Когда Галя перешла в пятый класс, бабушка почти не поднималась с постели. Умерла неслышно, ночью. В гробу лежала светлая, помолодевшая, прямая, будто и не горбилась никогда. Галя смотрела на неё, и думала, какой красивой, должно быть, была она в молодости, в своём нарядном, шоколадного цвета бархатном платье! Никогда не слышала внучка, как смеётся бабушка, но теперь так ясно представлялось ей: кружится юная Христина, заливается смехом, счастливая и беззаботная…
Невыразимо отрадно и больно было на душе, слёзы бежали по Галиному лицу, а она не замечала этого.
Глава 2. Дядя Гена
За пыльным автобусным окошком бежали сизые сопки, перелески, в которых держался последний снег. Тальники в низинах ожили, порыжели, а сосны стояли жёлтые, не отошли ещё от зимних холодов. За поворотом показалось родное село, и Галя поднялась, стала пробираться к выходу.
Она шла от остановки, и всему радовалась. Около месяца не была дома.
Улица была пустынной, ветер нёс пыль, но Галя любовно окидывала взглядом каждый дом по пути. Скамейки у ворот пустовали, и только на лавочке возле покосившейся хаты трудовика и бывшего классного руководителя Сергеича сидела знакомая нахохлившаяся фигура.
– Здравствуйте, Семён Сергеевич! – издали крикнула Галя, и старый учитель встрепенулся, по-совиному завертел головой.
– Ой, Галинка! Не узнал. Совсем взрослая стала! Присядь, поговорим. Мать сказала – в городе на швею учишься.
Галя с опаской уселась на едва живую лавочку – Сергеич, хотя и учил детей обращаться с молотком и рубанком, свои заборы-лавочки запустил до безобразия. После смерти жены пил беспробудно, и сейчас улыбка красовалась на физиономии, опухшей от длительного запоя.
– Учусь, Семён Сергеич, нравится. Живу в общаге. Одногруппницы хорошие. В основном – сельские девчонки. Не знаю, где устроиться после окончания. В городе работу найти легко, но вот с жильём…
– Главное, чтобы работа нравилась, – старый учитель откровенно любовался ею. В старом демисезонном пальтишке, поношенных сапогах, она, тем не менее, была хороша. Тёмные кудри выбивались из-под синего вязаного берета, обрамляли чистенькое румяное личико, яркие зелёные глаза ласково светились…

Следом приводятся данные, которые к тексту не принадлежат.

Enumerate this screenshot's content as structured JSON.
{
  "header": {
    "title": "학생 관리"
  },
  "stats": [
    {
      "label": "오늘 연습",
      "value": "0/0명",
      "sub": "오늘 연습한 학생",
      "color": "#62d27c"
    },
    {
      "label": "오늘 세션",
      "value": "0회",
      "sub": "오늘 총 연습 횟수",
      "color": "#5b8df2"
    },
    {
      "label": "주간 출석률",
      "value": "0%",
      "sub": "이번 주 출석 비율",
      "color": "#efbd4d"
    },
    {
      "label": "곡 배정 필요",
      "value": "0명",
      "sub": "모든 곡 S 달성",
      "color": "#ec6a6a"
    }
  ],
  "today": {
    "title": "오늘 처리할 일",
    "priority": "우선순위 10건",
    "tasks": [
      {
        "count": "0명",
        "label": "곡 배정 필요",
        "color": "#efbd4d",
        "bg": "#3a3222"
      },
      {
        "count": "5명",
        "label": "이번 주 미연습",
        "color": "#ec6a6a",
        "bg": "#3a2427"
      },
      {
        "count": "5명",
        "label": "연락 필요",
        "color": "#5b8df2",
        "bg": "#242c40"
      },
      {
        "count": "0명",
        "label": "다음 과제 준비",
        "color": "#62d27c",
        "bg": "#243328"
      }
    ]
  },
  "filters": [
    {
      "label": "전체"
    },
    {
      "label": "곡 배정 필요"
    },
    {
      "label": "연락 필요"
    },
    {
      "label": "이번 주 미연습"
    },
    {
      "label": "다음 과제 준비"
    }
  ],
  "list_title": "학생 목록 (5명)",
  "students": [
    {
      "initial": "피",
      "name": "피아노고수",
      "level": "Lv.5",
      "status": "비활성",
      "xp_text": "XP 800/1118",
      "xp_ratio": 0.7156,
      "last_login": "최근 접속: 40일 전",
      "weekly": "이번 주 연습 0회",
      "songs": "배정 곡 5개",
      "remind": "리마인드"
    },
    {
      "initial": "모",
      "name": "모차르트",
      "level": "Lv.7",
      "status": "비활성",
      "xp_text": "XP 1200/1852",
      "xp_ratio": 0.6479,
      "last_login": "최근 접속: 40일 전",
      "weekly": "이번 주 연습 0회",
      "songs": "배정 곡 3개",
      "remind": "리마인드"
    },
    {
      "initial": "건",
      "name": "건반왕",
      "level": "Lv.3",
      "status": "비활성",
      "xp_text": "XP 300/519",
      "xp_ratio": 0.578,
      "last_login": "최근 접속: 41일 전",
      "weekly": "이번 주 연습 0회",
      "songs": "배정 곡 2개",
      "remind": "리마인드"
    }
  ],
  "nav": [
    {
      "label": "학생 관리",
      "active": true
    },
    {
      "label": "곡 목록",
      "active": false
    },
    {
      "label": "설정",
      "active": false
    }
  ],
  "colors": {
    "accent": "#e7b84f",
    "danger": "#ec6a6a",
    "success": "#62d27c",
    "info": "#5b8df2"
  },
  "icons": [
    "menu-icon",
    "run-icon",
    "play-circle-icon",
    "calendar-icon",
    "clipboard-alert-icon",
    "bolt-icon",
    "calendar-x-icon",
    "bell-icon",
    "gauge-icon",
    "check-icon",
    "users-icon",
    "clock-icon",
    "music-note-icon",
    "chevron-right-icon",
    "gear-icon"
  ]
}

– Такое оборудование, – рассказывала Галя, – Наш технолог говорит, что у меня есть вкус, советует дальше учиться. Ну, я пойду…
Он проводил девушку долгим задумчивым взглядом, и на его лицо снова опустилось привычное сумрачное облачко. Ссутулился, полез в карман за сигаретами.
Галя со скрытым волнением переступила порог родного дома. Мама – на работе, Мишка – в школе, сестрёнки – в детском саду. А отчим дядя Гена где-то тут должен быть. Раз дверь на замке, значит ушел к колодцу, поить коров.
Через год после смерти бабушки Христины мама снова вышла замуж. Так в доме появился дядя Гена: высокий, рыжий, со светло-голубыми глазами навыкате и писклявым голосом. Характера был неистребимо-оптимистического. Разговаривал оживлённо, шумно, пытался всем понравиться, но Галя с Мишкой невзлюбили его сразу и навсегда.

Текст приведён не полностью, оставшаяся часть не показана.